Les ouvriers et les ouvrières sont alors des héros de films et ils portent en eux et sur eux les caractéristiques d’un archétype mais aussi d’une utopie. Jean-Gabriel Périot fait le choix d’insister sur la présence du féminin et de son rôle trop souvent occulté dans le fonctionnement de la société. Pour cela, Périot s’attache à suivre le parcours des figures féminines décrites dans le livre de Didier Éribon (la grand-mère et la mère de l’auteur). La grand-mère, aspirant à plus de libertés, sera tondue à la Libération et à vivre, selon ses descendants, dans l’insouciance. Pour la mère, si son sort est en apparence moins abject, il n’en demeure pas moins que sa situation sociale la condamnait à une vie où l’horizon était défini par la soumission à une violence non seulement de classe mais aussi de genre. Les aspirations de la mère s’envolèrent rapidement et furent réduites à néant par la réalité quotidienne. Elle voulait devenir institutrice. Il n’en sera rien.

Puis, ce que montre remarquablement bien Périot, c’est comment le corps ouvrier disparaît dans la vie comme des écrans de cinéma. C’est que ce dernier, à partir des années 1980, pour les plus démunis, devient trop cher. Le spectateur mute, il appartient petit à petit à la petite bourgeoisie.
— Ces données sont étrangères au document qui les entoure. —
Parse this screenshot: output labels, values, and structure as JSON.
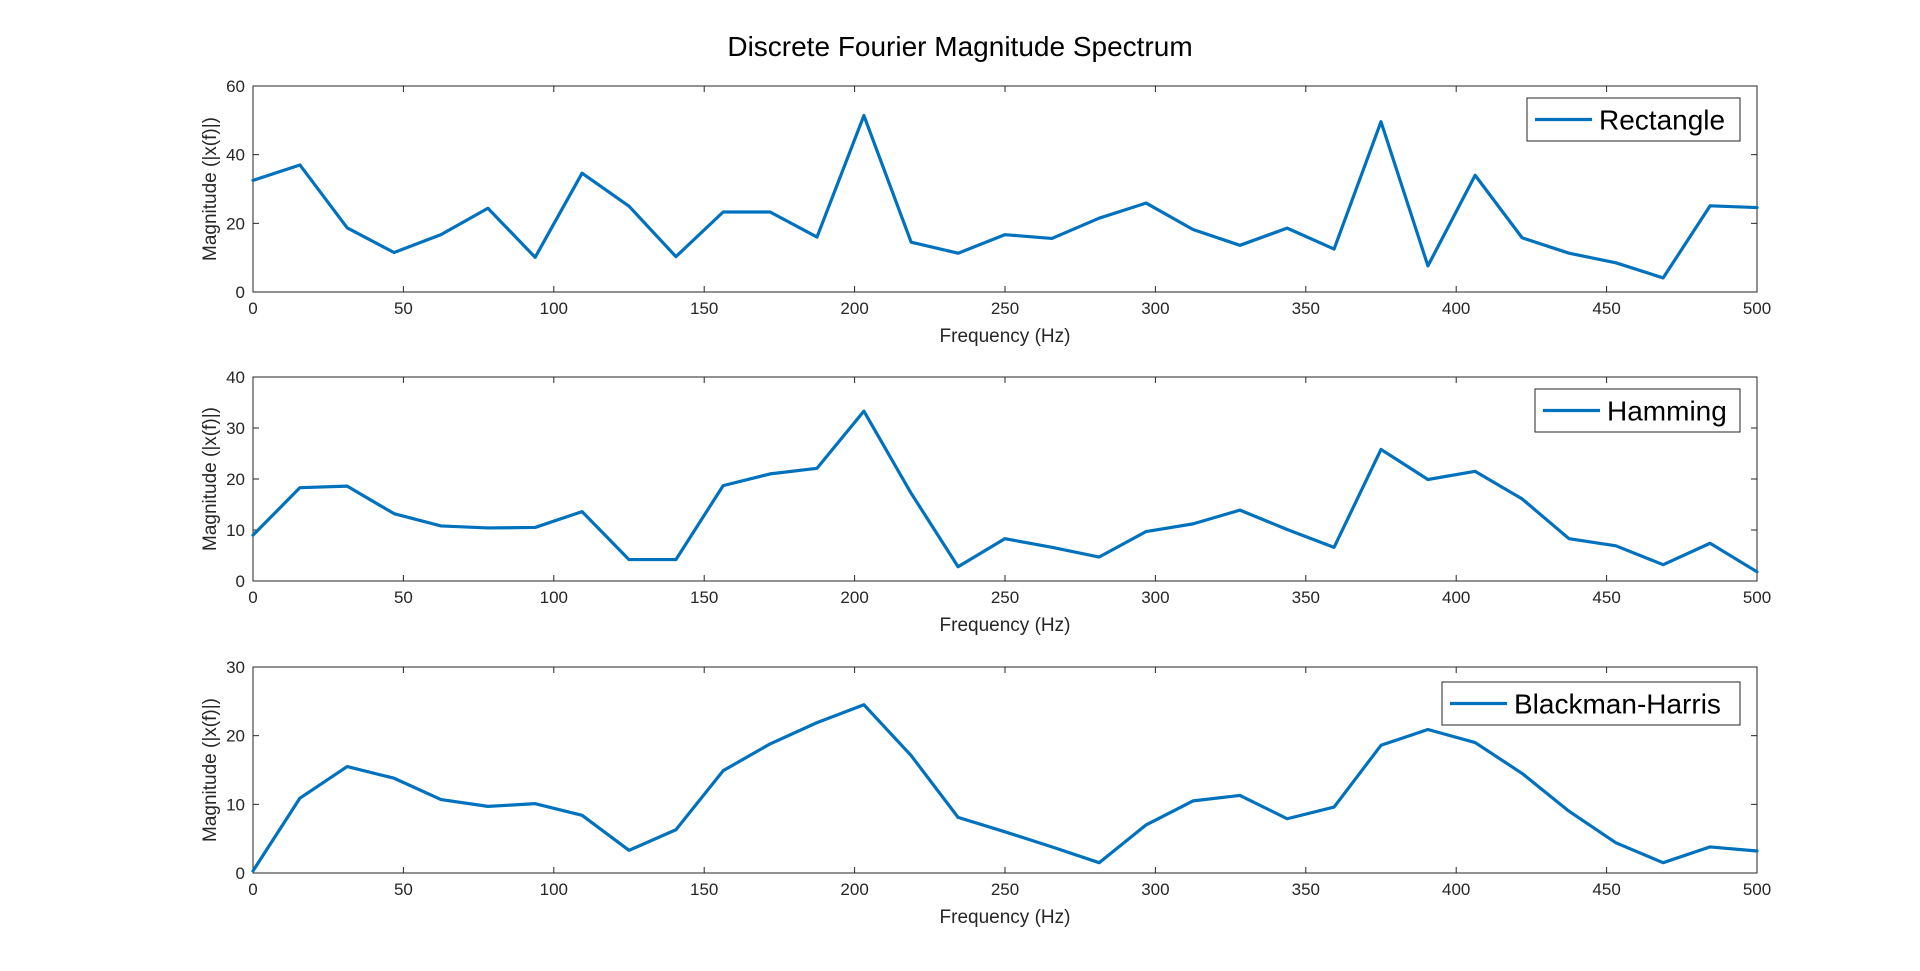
{
  "figure_title": "Discrete Fourier Magnitude Spectrum",
  "colors": {
    "series": "#0072BD",
    "axes": "#262626"
  },
  "chart_data": [
    {
      "type": "line",
      "title": "",
      "xlabel": "Frequency (Hz)",
      "ylabel": "Magnitude (|x(f)|)",
      "xlim": [
        0,
        500
      ],
      "ylim": [
        0,
        60
      ],
      "xticks": [
        0,
        50,
        100,
        150,
        200,
        250,
        300,
        350,
        400,
        450,
        500
      ],
      "yticks": [
        0,
        20,
        40,
        60
      ],
      "grid": false,
      "legend_position": "top-right",
      "x": [
        0,
        15.6,
        31.3,
        46.9,
        62.5,
        78.1,
        93.8,
        109.4,
        125,
        140.6,
        156.3,
        171.9,
        187.5,
        203.1,
        218.8,
        234.4,
        250,
        265.6,
        281.3,
        296.9,
        312.5,
        328.1,
        343.8,
        359.4,
        375,
        390.6,
        406.3,
        421.9,
        437.5,
        453.1,
        468.8,
        484.4,
        500
      ],
      "series": [
        {
          "name": "Rectangle",
          "values": [
            32.5,
            37,
            18.7,
            11.5,
            16.7,
            24.4,
            10.1,
            34.6,
            25,
            10.3,
            23.3,
            23.3,
            16,
            51.4,
            14.5,
            11.3,
            16.7,
            15.6,
            21.5,
            25.9,
            18.2,
            13.6,
            18.6,
            12.5,
            49.6,
            7.6,
            34,
            15.8,
            11.3,
            8.5,
            4.1,
            25.1,
            24.6
          ]
        }
      ]
    },
    {
      "type": "line",
      "title": "",
      "xlabel": "Frequency (Hz)",
      "ylabel": "Magnitude (|x(f)|)",
      "xlim": [
        0,
        500
      ],
      "ylim": [
        0,
        40
      ],
      "xticks": [
        0,
        50,
        100,
        150,
        200,
        250,
        300,
        350,
        400,
        450,
        500
      ],
      "yticks": [
        0,
        10,
        20,
        30,
        40
      ],
      "grid": false,
      "legend_position": "top-right",
      "x": [
        0,
        15.6,
        31.3,
        46.9,
        62.5,
        78.1,
        93.8,
        109.4,
        125,
        140.6,
        156.3,
        171.9,
        187.5,
        203.1,
        218.8,
        234.4,
        250,
        265.6,
        281.3,
        296.9,
        312.5,
        328.1,
        343.8,
        359.4,
        375,
        390.6,
        406.3,
        421.9,
        437.5,
        453.1,
        468.8,
        484.4,
        500
      ],
      "series": [
        {
          "name": "Hamming",
          "values": [
            9,
            18.3,
            18.6,
            13.2,
            10.8,
            10.4,
            10.5,
            13.6,
            4.2,
            4.2,
            18.7,
            21,
            22.1,
            33.3,
            17.2,
            2.8,
            8.3,
            6.6,
            4.7,
            9.7,
            11.2,
            13.9,
            10.1,
            6.6,
            25.8,
            19.9,
            21.5,
            16.1,
            8.3,
            6.9,
            3.2,
            7.4,
            1.8
          ]
        }
      ]
    },
    {
      "type": "line",
      "title": "",
      "xlabel": "Frequency (Hz)",
      "ylabel": "Magnitude (|x(f)|)",
      "xlim": [
        0,
        500
      ],
      "ylim": [
        0,
        30
      ],
      "xticks": [
        0,
        50,
        100,
        150,
        200,
        250,
        300,
        350,
        400,
        450,
        500
      ],
      "yticks": [
        0,
        10,
        20,
        30
      ],
      "grid": false,
      "legend_position": "top-right",
      "x": [
        0,
        15.6,
        31.3,
        46.9,
        62.5,
        78.1,
        93.8,
        109.4,
        125,
        140.6,
        156.3,
        171.9,
        187.5,
        203.1,
        218.8,
        234.4,
        250,
        265.6,
        281.3,
        296.9,
        312.5,
        328.1,
        343.8,
        359.4,
        375,
        390.6,
        406.3,
        421.9,
        437.5,
        453.1,
        468.8,
        484.4,
        500
      ],
      "series": [
        {
          "name": "Blackman-Harris",
          "values": [
            0.3,
            10.9,
            15.5,
            13.8,
            10.7,
            9.7,
            10.1,
            8.4,
            3.3,
            6.3,
            14.9,
            18.8,
            21.9,
            24.5,
            17.1,
            8.1,
            6,
            3.8,
            1.5,
            7,
            10.5,
            11.3,
            7.9,
            9.6,
            18.6,
            20.9,
            19,
            14.5,
            9,
            4.4,
            1.5,
            3.8,
            3.2
          ]
        }
      ]
    }
  ]
}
Pour les plus pauvres, le cinéma est remplacé par la télévision qui, jusqu’à l’arrivée de la vidéo, continuera de faire de l’écran, cathodique cette fois, le miroir d’une partie de la société paupérisée. Les femmes restent à domicile (des émissions leur sont consacrées) ou sont contraintes de travailler le jour ou tôt le matin, parfois tard le soir, avant d’enchaîner sur des tâches ménagères qui ne leur laissent aucun répit.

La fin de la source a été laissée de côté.